Hacker News new | ask | show | jobs
by goenning 937 days ago
If your ClickHouse ReplacingMergeTree returns twice the expected row count is because your query is wrong. You don’t need to FINAL it, just use aggregation on your queries as per their docs
2 comments

Hi. Sorry if my query offended you.

I basically executed literally what Clickhouse recommends at their guides for deduplication https://clickhouse.com/docs/en/guides/developer/deduplicatio....

Of course you can also materialize with aggregations or just use a group by, or even force optimize of the table. But my point is that you don't really get exactly once guarantees. Whoever is querying that table needs to be aware than a `SELECT * FROM tb` might contain duplicates and needs to adapt their queries accordingly.

I believe there are 0 people working with CH and ReplacingMergeTree and don’t know that they have to use final or group by in order to get non duplicate data.
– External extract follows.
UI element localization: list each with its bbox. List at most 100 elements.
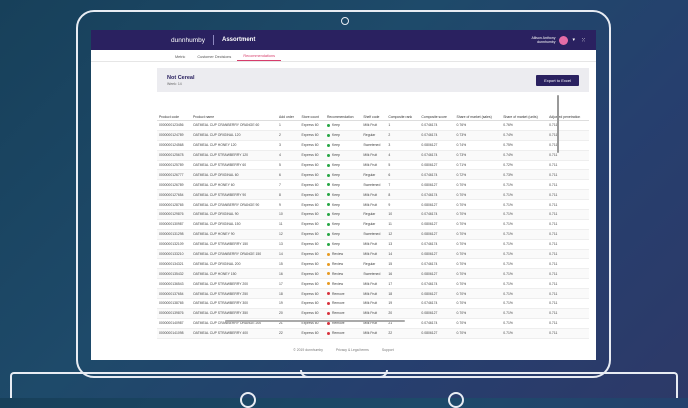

It’s mentioned in the table engine page, their knowledge base everywhere.

Also i have not recently seen anyone not recommending it. It might have been the case a few years ago, but performance of final has improved and it’s faster than alternatives. People suggest to use MergeTrees obviously but if no alternative, replacing is the way to go.

Indeed, you should still aggregate even on mergetree tables.

I'm not sure what is about the database world where people are happy to discuss their competitors and include either mistakes or misinformation. It doesn't seem to happen in other parts of the industry.